According to Prabhvir Sehmay, Founder and CEO of StratPulse Techlabs, in 2023, automobiles led with 20% share, FMCG and quick commerce contributed 10% each, BFSI accounted for 10%, and the remaining 45% came from emerging categories. By 2024, FMCG and auto deepened investments, e-commerce and quick commerce increased spending for incremental reach, and by 2025–2027, FMCG grows from 20% to 45%, auto stays around 20%, BFSI rises to 15%, and e-commerce reaches 20% by 2027, reflecting a clear shift toward brand-building strategies on CTV.

Dhruv Dhawan, Vice President-Revenue, The Trade Desk, shared:

“CTV adoption in India has surged, but that momentum has also created one of the most fragmented premium media environments. Viewers are now spread across OTT apps, FAST channels and OEM platforms, making it harder than ever for brands to achieve unified reach or understand what’s actually working.

Our research shows that nearly 70% of Indian consumers are tired of seeing the same ads repeatedly on a single channel, a clear sign of how challenging frequency management has become. Hence, our focus is on solving that fragmentation in ways that genuinely matter for marketers. We help them see how often viewers are exposed to their ads across India’s top CTV environments and, more importantly, give them the ability to manage that exposure in real time. When brands can finally see and control frequency across platforms, CTV shifts from a patchwork of channels to a measurable, scalable and high-performing medium.

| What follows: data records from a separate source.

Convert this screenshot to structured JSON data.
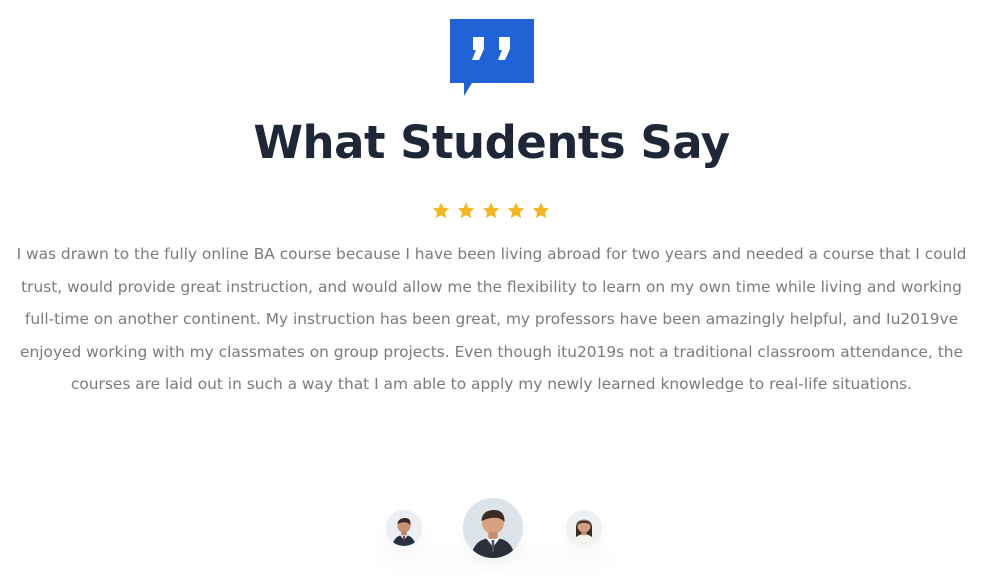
{
  "testimonials": {
    "badge_icon": "quote-speech-bubble-icon",
    "title": "What Students Say",
    "rating": {
      "value": 5,
      "max": 5,
      "star_color": "#f4b720"
    },
    "quote": "I was drawn to the fully online BA course because I have been living abroad for two years and needed a course that I could trust, would provide great instruction, and would allow me the flexibility to learn on my own time while living and working full-time on another continent. My instruction has been great, my professors have been amazingly helpful, and Iu2019ve enjoyed working with my classmates on group projects. Even though itu2019s not a traditional classroom attendance, the courses are laid out in such a way that I am able to apply my newly learned knowledge to real-life situations.",
    "avatars": [
      {
        "icon": "male-student-avatar",
        "state": "inactive"
      },
      {
        "icon": "male-student-avatar",
        "state": "active"
      },
      {
        "icon": "female-student-avatar",
        "state": "inactive"
      }
    ]
  },
  "colors": {
    "brand_blue": "#1f63d6",
    "title_text": "#1e2738",
    "body_text": "#7b7b7b",
    "background": "#ffffff"
  }
}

Ultimately, the real opportunity isn’t in adding more CTV screens, it’s in making the ecosystem work together. By unifying premium inventory and strengthening household-level understanding, we’re helping advertisers turn India’s fast-growing CTV landscape into a high-impact channel that benefits both consumers and brands.”

Long-term outlook and global context

CTV’s long-term trajectory indicates a structural evolution aligned with India’s digital transformation. From a negligible USD 1 million or Rs 8 crore in 2020, the market is expected to reach USD 400 million or Rs 4,000 crore by 2029. Early experimentation from 2020–2022 gave way to more strategic spending by 2023, with clear advertiser categories and planning patterns. From 2028 onward, traditional television content moving to CTV is expected to attract mass advertisers in sectors such as personal care, beverages, household products, automobiles and BFSI, which rely on large-format storytelling.

Industry leaders note that as smart TV penetration deepens and hybrid viewing becomes the norm, the share of advertising budgets flowing to CTV will continue to grow. The next phase of growth will depend on improved content discovery, user interface design, and reducing platform fragmentation. Services that make navigation easy and optimise recommendations are likely to capture a greater share of advertiser investments.

On a global scale, PwC’s Global Entertainment and Media Outlook 2025 highlights the rise of CTV. Globally, CTV advertising accounted for 5.9% of broadcast TV ad spend in 2020, rose to 22% in 2024, and is projected to reach USD 51 billion by 2029, equivalent to 45% of broadcast TV advertising. Advertising is expected to be the most powerful growth engine for the global E&M sector, with a 6.1% CAGR over the next five years, nearly three times the 2% growth in consumer spending. AI-driven personalisation will accelerate growth across retail media, social, mobile video and CTV, while digital formats are projected to rise from 72% of total ad revenue in 2024 to 80% by 2029. Retail search advertising is forecast to grow from 32.7% of ad share in 2020 to 45.5% in 2029, and in-game advertising from 32.8% in 2024 to 38.5% by 2029.

In India, CTV has transitioned from a fringe experiment to a core pillar of the country’s video advertising ecosystem. Its growth is driven by audience migration, richer content ecosystems, technology upgrades and the demand for brand-safe, high-attention environments. With mainstream advertisers scaling up investment and revenues expected to multiply throughout the decade, Connected TV is poised to shape the future of India’s video advertising landscape.